Setapak Langkah – 04 Juli 2026 | Pemerataan pengetahuan tentang teknologi blockchain dan Web3 kini menjadi agenda penting bagi pemerintah, universitas, dan pelaku industri di Indonesia. Teknologi ini tidak hanya menjanjikan inovasi dalam transaksi digital, tetapi juga membuka peluang ekonomi baru yang dapat memperkuat daya saing negara di era digital.
Mahasiswa sebagai generasi penerus dihadapkan pada dua pilihan penting: memahami dasar‑dasar teknologi ini secara mendalam, atau sekadar mengikuti hype investasi yang belum tentu berkelanjutan. Banyak kasus di mana pemula terjun ke pasar kripto hanya karena tren, tanpa menilai risiko atau potensi kerugian jangka panjang.

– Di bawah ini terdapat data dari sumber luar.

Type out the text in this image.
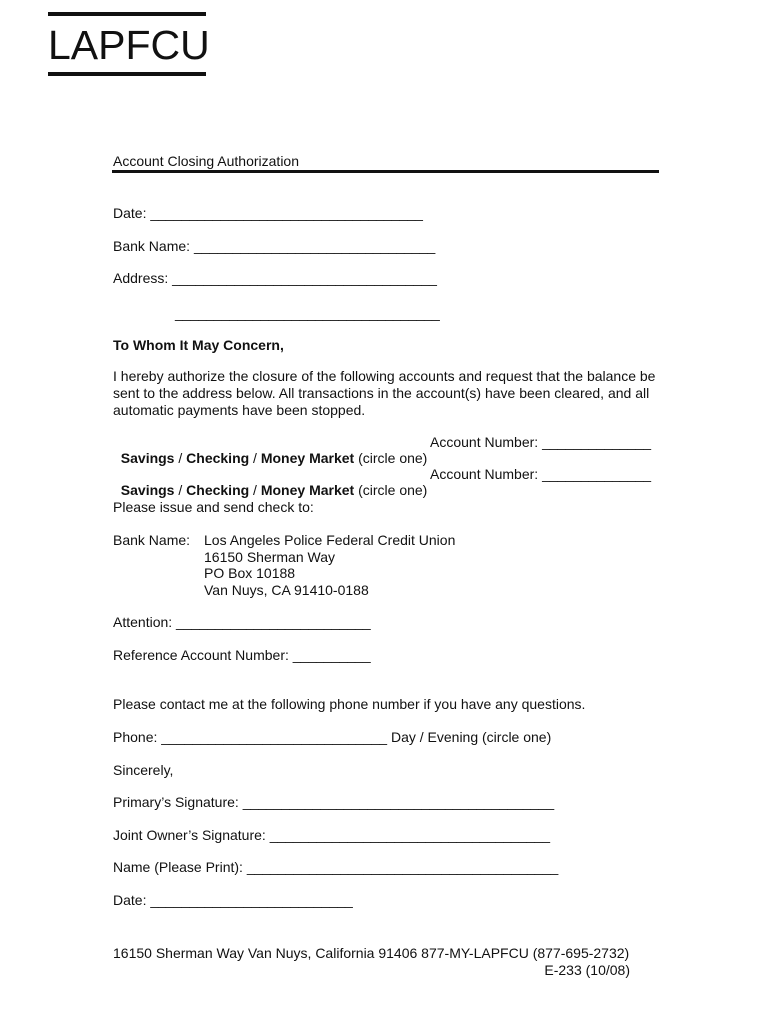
LAPFCU
Account Closing Authorization
Date: ___________________________________
Bank Name: _______________________________
Address: __________________________________
__________________________________
To Whom It May Concern,
I hereby authorize the closure of the following accounts and request that the balance be sent to the address below. All transactions in the account(s) have been cleared, and all automatic payments have been stopped.

Savings / Checking / Money Market (circle one)

Account Number: ______________

Savings / Checking / Money Market (circle one)

Account Number: ______________

Please issue and send check to:
Bank Name: Los Angeles Police Federal Credit Union
16150 Sherman Way
PO Box 10188
Van Nuys, CA 91410-0188
Attention: _________________________
Reference Account Number: __________
Please contact me at the following phone number if you have any questions.
Phone: _____________________________ Day / Evening (circle one)
Sincerely,
Primary’s Signature: ________________________________________
Joint Owner’s Signature: ____________________________________
Name (Please Print): ________________________________________
Date: __________________________
16150 Sherman Way Van Nuys, California 91406 877-MY-LAPFCU (877-695-2732)
E-233 (10/08)
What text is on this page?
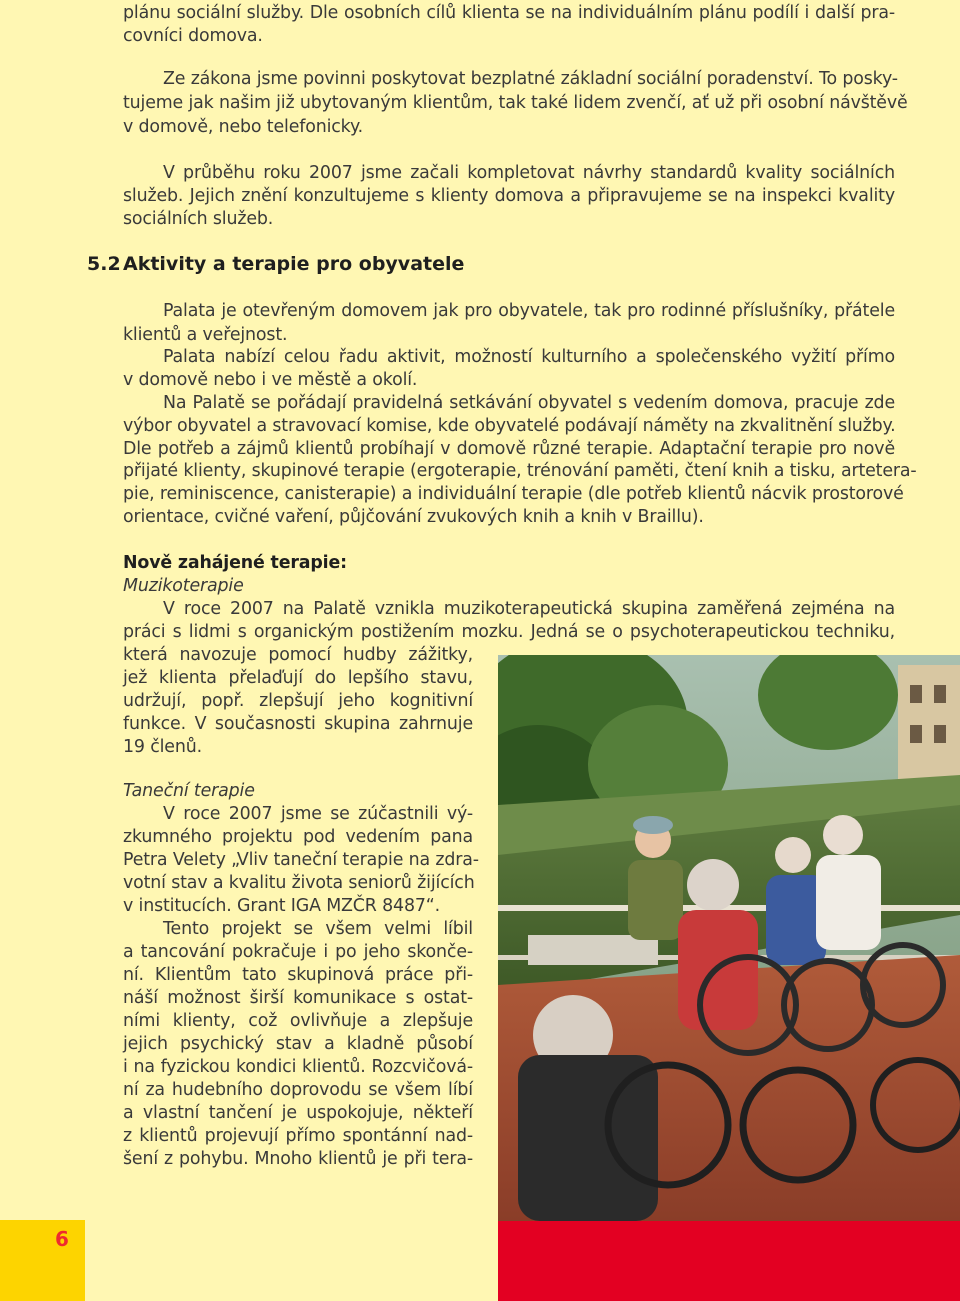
plánu sociální služby. Dle osobních cílů klienta se na individuálním plánu podílí i další pra-
covníci domova.
Ze zákona jsme povinni poskytovat bezplatné základní sociální poradenství. To posky-
tujeme jak našim již ubytovaným klientům, tak také lidem zvenčí, ať už při osobní návštěvě
v domově, nebo telefonicky.
V průběhu roku 2007 jsme začali kompletovat návrhy standardů kvality sociálních
služeb. Jejich znění konzultujeme s klienty domova a připravujeme se na inspekci kvality
sociálních služeb.
5.2 Aktivity a terapie pro obyvatele
Palata je otevřeným domovem jak pro obyvatele, tak pro rodinné příslušníky, přátele
klientů a veřejnost.
Palata nabízí celou řadu aktivit, možností kulturního a společenského vyžití přímo
v domově nebo i ve městě a okolí.
Na Palatě se pořádají pravidelná setkávání obyvatel s vedením domova, pracuje zde
výbor obyvatel a stravovací komise, kde obyvatelé podávají náměty na zkvalitnění služby.
Dle potřeb a zájmů klientů probíhají v domově různé terapie. Adaptační terapie pro nově
přijaté klienty, skupinové terapie (ergoterapie, trénování paměti, čtení knih a tisku, artetera-
pie, reminiscence, canisterapie) a individuální terapie (dle potřeb klientů nácvik prostorové
orientace, cvičné vaření, půjčování zvukových knih a knih v Braillu).
Nově zahájené terapie:
Muzikoterapie
V roce 2007 na Palatě vznikla muzikoterapeutická skupina zaměřená zejména na
práci s lidmi s organickým postižením mozku. Jedná se o psychoterapeutickou techniku,
která navozuje pomocí hudby zážitky,
jež klienta přelaďují do lepšího stavu,
udržují, popř. zlepšují jeho kognitivní
funkce. V současnosti skupina zahrnuje
19 členů.
Taneční terapie
V roce 2007 jsme se zúčastnili vý-
zkumného projektu pod vedením pana
Petra Velety „Vliv taneční terapie na zdra-
votní stav a kvalitu života seniorů žijících
v institucích. Grant IGA MZČR 8487“.
Tento projekt se všem velmi líbil
a tancování pokračuje i po jeho skonče-
ní. Klientům tato skupinová práce při-
náší možnost širší komunikace s ostat-
ními klienty, což ovlivňuje a zlepšuje
jejich psychický stav a kladně působí
i na fyzickou kondici klientů. Rozcvičová-
ní za hudebního doprovodu se všem líbí
a vlastní tančení je uspokojuje, někteří
z klientů projevují přímo spontánní nad-
šení z pohybu. Mnoho klientů je při tera-
6
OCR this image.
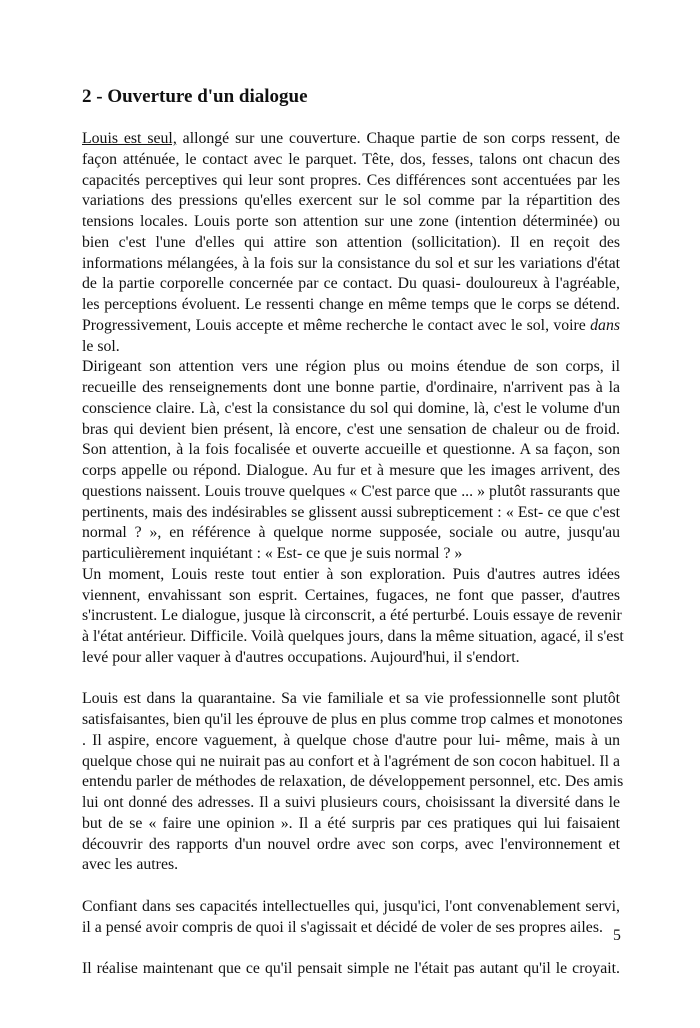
2 - Ouverture d'un dialogue
Louis est seul, allongé sur une couverture. Chaque partie de son corps ressent, de
façon atténuée, le contact avec le parquet. Tête, dos, fesses, talons ont chacun des
capacités perceptives qui leur sont propres. Ces différences sont accentuées par les
variations des pressions qu'elles exercent sur le sol comme par la répartition des
tensions locales. Louis porte son attention sur une zone (intention déterminée) ou
bien c'est l'une d'elles qui attire son attention (sollicitation). Il en reçoit des
informations mélangées, à la fois sur la consistance du sol et sur les variations d'état
de la partie corporelle concernée par ce contact. Du quasi- douloureux à l'agréable,
les perceptions évoluent. Le ressenti change en même temps que le corps se détend.
Progressivement, Louis accepte et même recherche le contact avec le sol, voire dans
le sol.
Dirigeant son attention vers une région plus ou moins étendue de son corps, il
recueille des renseignements dont une bonne partie, d'ordinaire, n'arrivent pas à la
conscience claire. Là, c'est la consistance du sol qui domine, là, c'est le volume d'un
bras qui devient bien présent, là encore, c'est une sensation de chaleur ou de froid.
Son attention, à la fois focalisée et ouverte accueille et questionne. A sa façon, son
corps appelle ou répond. Dialogue. Au fur et à mesure que les images arrivent, des
questions naissent. Louis trouve quelques « C'est parce que ... » plutôt rassurants que
pertinents, mais des indésirables se glissent aussi subrepticement : « Est- ce que c'est
normal ? », en référence à quelque norme supposée, sociale ou autre, jusqu'au
particulièrement inquiétant : « Est- ce que je suis normal ? »
Un moment, Louis reste tout entier à son exploration. Puis d'autres autres idées
viennent, envahissant son esprit. Certaines, fugaces, ne font que passer, d'autres
s'incrustent. Le dialogue, jusque là circonscrit, a été perturbé. Louis essaye de revenir
à l'état antérieur. Difficile. Voilà quelques jours, dans la même situation, agacé, il s'est
levé pour aller vaquer à d'autres occupations. Aujourd'hui, il s'endort.
Louis est dans la quarantaine. Sa vie familiale et sa vie professionnelle sont plutôt
satisfaisantes, bien qu'il les éprouve de plus en plus comme trop calmes et monotones
. Il aspire, encore vaguement, à quelque chose d'autre pour lui- même, mais à un
quelque chose qui ne nuirait pas au confort et à l'agrément de son cocon habituel. Il a
entendu parler de méthodes de relaxation, de développement personnel, etc. Des amis
lui ont donné des adresses. Il a suivi plusieurs cours, choisissant la diversité dans le
but de se « faire une opinion ». Il a été surpris par ces pratiques qui lui faisaient
découvrir des rapports d'un nouvel ordre avec son corps, avec l'environnement et
avec les autres.
Confiant dans ses capacités intellectuelles qui, jusqu'ici, l'ont convenablement servi,
il a pensé avoir compris de quoi il s'agissait et décidé de voler de ses propres ailes.
Il réalise maintenant que ce qu'il pensait simple ne l'était pas autant qu'il le croyait.
5
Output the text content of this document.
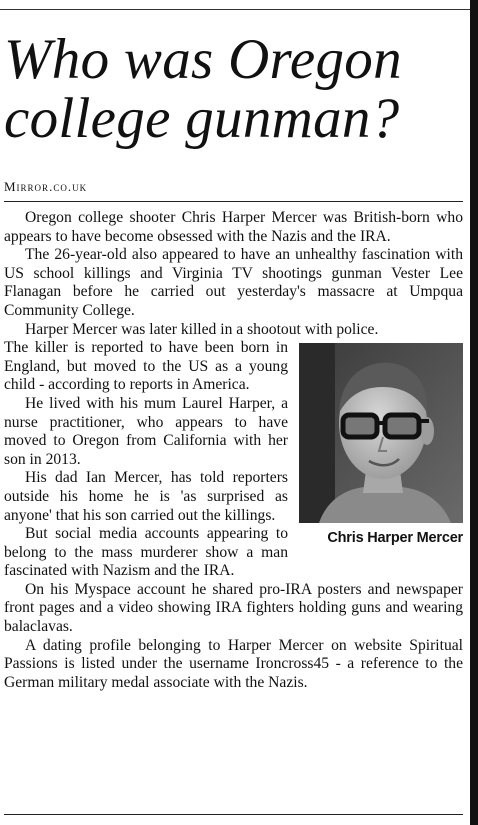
Who was Oregon
college gunman?
Mirror.co.uk

Oregon college shooter Chris Harper Mercer was British-born who appears to have become obsessed with the Nazis and the IRA.

The 26-year-old also appeared to have an unhealthy fascination with US school killings and Virginia TV shootings gunman Vester Lee Flanagan before he carried out yesterday's massacre at Umpqua Community College.

Harper Mercer was later killed in a shootout with police.

Chris Harper Mercer

The killer is reported to have been born in England, but moved to the US as a young child - according to reports in America.

He lived with his mum Laurel Harper, a nurse practitioner, who appears to have moved to Oregon from California with her son in 2013.

His dad Ian Mercer, has told reporters outside his home he is 'as surprised as anyone' that his son carried out the killings.

But social media accounts appearing to belong to the mass murderer show a man fascinated with Nazism and the IRA.

On his Myspace account he shared pro-IRA posters and newspaper front pages and a video showing IRA fighters holding guns and wearing balaclavas.

A dating profile belonging to Harper Mercer on website Spiritual Passions is listed under the username Ironcross45 - a reference to the German military medal associate with the Nazis.
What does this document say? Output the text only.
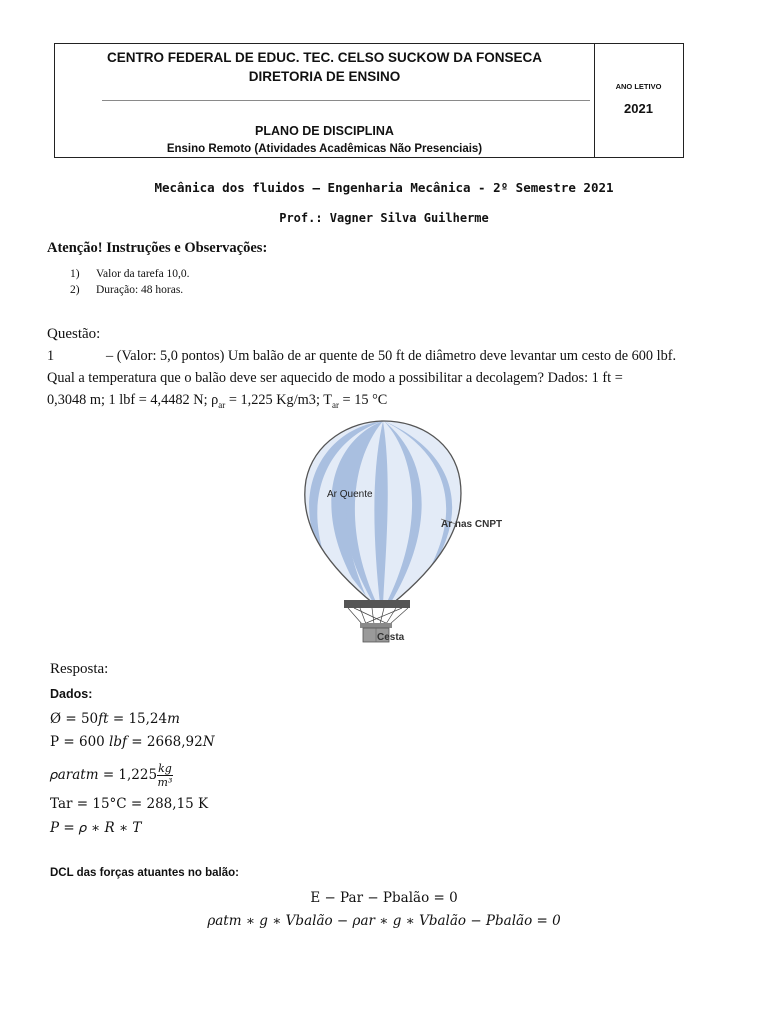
CENTRO FEDERAL DE EDUC. TEC. CELSO SUCKOW DA FONSECA
DIRETORIA DE ENSINO
PLANO DE DISCIPLINA
Ensino Remoto (Atividades Acadêmicas Não Presenciais)
ANO LETIVO
2021
Mecânica dos fluidos – Engenharia Mecânica - 2º Semestre 2021
Prof.: Vagner Silva Guilherme
Atenção! Instruções e Observações:
1) Valor da tarefa 10,0.
2) Duração: 48 horas.
Questão:
1	– (Valor: 5,0 pontos) Um balão de ar quente de 50 ft de diâmetro deve levantar um cesto de 600 lbf.
Qual a temperatura que o balão deve ser aquecido de modo a possibilitar a decolagem? Dados: 1 ft =
0,3048 m; 1 lbf = 4,4482 N; $\rho_{ar} = 1,225$ Kg/m3; $T_{ar} = 15$ °C
Ar Quente
Ar nas CNPT
Cesta
Resposta:
Dados:
Ø = 50𝑓𝑡 = 15,24𝑚
P = 600 𝑙𝑏𝑓 = 2668,92𝑁
𝜌𝑎𝑟𝑎𝑡𝑚 = $1,225 \frac{kg}{\text{m³}}$
Tar = 15°C = 288,15 K
𝑃 = 𝜌 ∗ 𝑅 ∗ 𝑇
DCL das forças atuantes no balão:
E − Par − Pbalão = 0
𝜌𝑎𝑡𝑚 ∗ 𝑔 ∗ 𝑉𝑏𝑎𝑙ã𝑜 − 𝜌𝑎𝑟 ∗ 𝑔 ∗ 𝑉𝑏𝑎𝑙ã𝑜 − 𝑃𝑏𝑎𝑙ã𝑜 = 0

Alasan utama edukasi intensif diperlukan:
- Literasi teknis: Memahami cara kerja blockchain, konsensus, dan kontrak pintar membantu mengidentifikasi peluang nyata versus sekadar spekulasi.
- Manajemen risiko: Pengetahuan tentang volatilitas harga, keamanan aset digital, dan regulasi melindungi investor muda dari keputusan impulsif.
- Inovasi ekonomi: Mahasiswa yang menguasai Web3 dapat berkontribusi pada startup, solusi pemerintahan berbasis blockchain, dan ekosistem digital lokal.
Berikut langkah‑langkah praktis yang dapat diambil oleh institusi pendidikan dan mahasiswa secara mandiri:
- Integrasikan mata kuliah blockchain dan Web3 dalam kurikulum S1/S2, mencakup teori serta proyek berbasis kasus.
- Adakan workshop dan hackathon yang melibatkan praktisi industri untuk memberikan pengalaman langsung.
- Sediakan modul e‑learning gratis yang dapat diakses oleh seluruh mahasiswa di seluruh Indonesia.
- Fasilitasi kerja sama dengan lembaga keuangan dan regulator untuk memberi pemahaman tentang kerangka hukum dan perlindungan konsumen.
- Dorong pembentukan komunitas belajar, seperti klub blockchain, untuk pertukaran pengetahuan dan jaringan profesional.
Penting juga bagi mahasiswa yang tertarik berinvestasi untuk menerapkan prinsip “jangan menginvestasikan lebih dari yang mampu Anda rugikan”. Evaluasi proyek secara fundamental, periksa tim pengembang, dan pahami tokenomics sebelum menempatkan dana.
Dengan pendekatan edukatif yang terstruktur, mahasiswa tidak hanya terhindar dari jebakan tren, melainkan juga mampu menjadi agen perubahan yang menciptakan nilai ekonomi digital bagi Indonesia.